I went over to see my Grandmother's best friend of 67 years, as she had recently had a mild stroke.
We talked about life during the great depression. She shared about meeting my grandparents and how their friendship endured tragic loss (i.e. she was the first to tell my grandmother her brother died in a car accident), but also times of joy (i.e. the birth of children and grandchildren).
She spoke about life before refrigerators- what it was like to have an "ice box" (they literally put a block of ice on the top of a box to keep food cool). Life before radios, before electricity, before carpet in homes and before phones with numbers (There was a dial and no numbers where one line was shared by 6 other homes. You could listen in on other people's conversations and had to wait until they were off! Imagine WAITING to use the phone...are you kidding me?).

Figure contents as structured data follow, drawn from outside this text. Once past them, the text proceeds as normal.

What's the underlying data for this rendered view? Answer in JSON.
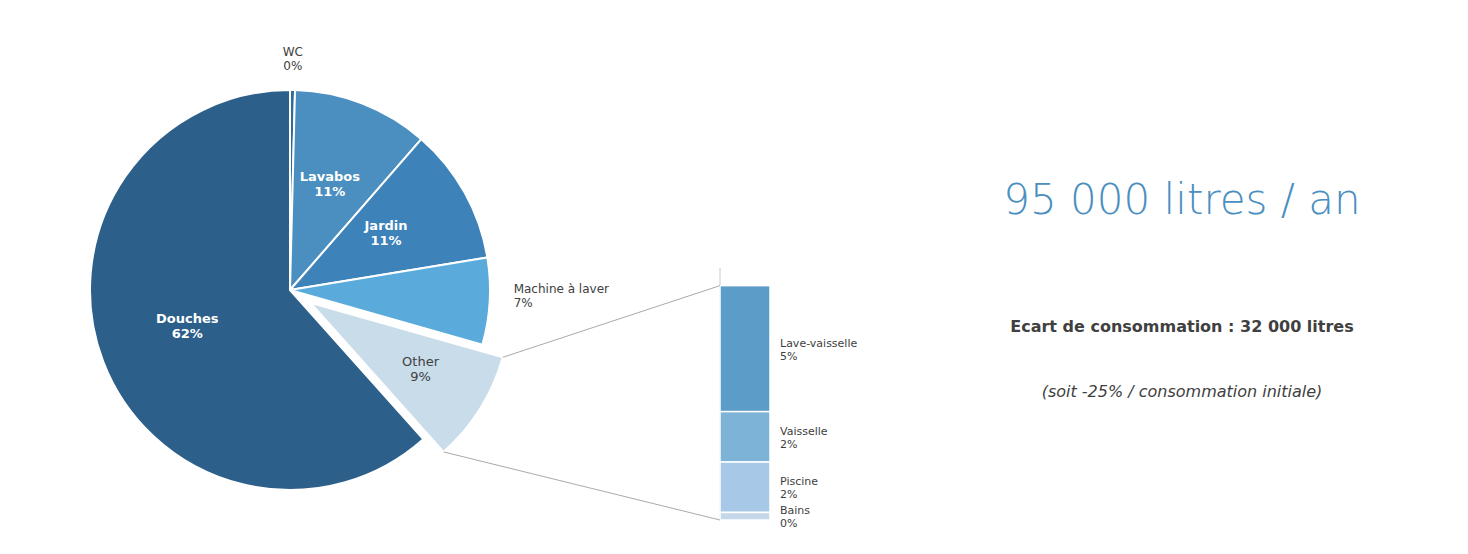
{
  "chart_data": [
    {
      "type": "pie",
      "categories": [
        "WC",
        "Lavabos",
        "Jardin",
        "Machine à laver",
        "Other",
        "Douches"
      ],
      "values": [
        0.4,
        11,
        11,
        7,
        9,
        61.6
      ],
      "value_labels": [
        "0%",
        "11%",
        "11%",
        "7%",
        "9%",
        "62%"
      ],
      "colors": [
        "#2e6b9e",
        "#4a8fc0",
        "#3d82b8",
        "#5aabdb",
        "#c8dcea",
        "#2c5f8a"
      ],
      "data_labels": true,
      "annotations": [
        {
          "text": "95 000 litres / an",
          "color": "#4a8fc0"
        },
        {
          "text": "Ecart de consommation : 32 000 litres",
          "color": "#404040"
        },
        {
          "text": "(soit -25% / consommation initiale)",
          "color": "#404040"
        }
      ]
    },
    {
      "type": "bar",
      "stacked": true,
      "categories": [
        null
      ],
      "series": [
        {
          "name": "Lave-vaisselle",
          "color": "#5b9cc9",
          "values": [
            5
          ],
          "value_labels": [
            "5%"
          ]
        },
        {
          "name": "Vaisselle",
          "color": "#7eb3d8",
          "values": [
            2
          ],
          "value_labels": [
            "2%"
          ]
        },
        {
          "name": "Piscine",
          "color": "#a8c8e8",
          "values": [
            2
          ],
          "value_labels": [
            "2%"
          ]
        },
        {
          "name": "Bains",
          "color": "#c5d8ea",
          "values": [
            0.3
          ],
          "value_labels": [
            "0%"
          ]
        }
      ],
      "ylim": [
        0,
        10
      ],
      "tick_labels": false,
      "data_labels": true
    }
  ]
}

Then there was the War. She and my grandmother worked in a canning factory and shipped corn straight to the soldiers in battle. When the screw broke that worked the well pump, there was no Lowe's down the street. A machine store in another town had to custom make a replacement. The only problem- they were too busy making parts for tanks, guns, ships, etc...
Waiting was normal.
Shopping was unusual.
Transportation was limited.
Communication was relational.
Information was audio.
Faithfulness was expected.
Walmart, internet, "hooking up" and "co-habitation" were non-existent.
It was life before conspicuous consumption (sigh...) People were more content with having little. They seemed to want what they already had. That's a far cry from me (daily?) looking on ae.com to see if the $70 jeans I want are on sale yet.
Their lives were more about hanging out for tea on the front porch than safely entering the garage as an escape from having to interact with neighbors.
It was the 30's and 40's. The Great Depression marked ones childhood, while the War consumed early adult years. It was husbands coming home from war, then sons leaving for Vietnam. Then it was my generation coming into the world around the time of her granddaughter (1976). Now it's suffering the loss of daughter-in-law, son, and husband within 20 months. Now a mild stroke. The technology of iphones, TiVo, podcasts, and WiFi seems to be a futile pursuit. It's waiting to "go home."
It was a return to the past- a conversation filled with laughter, tears, and prayer.
It was the kind of nostalgic conversation I wish I had time for more often. But after looking over the horizon of a life time, I'm glad to be home.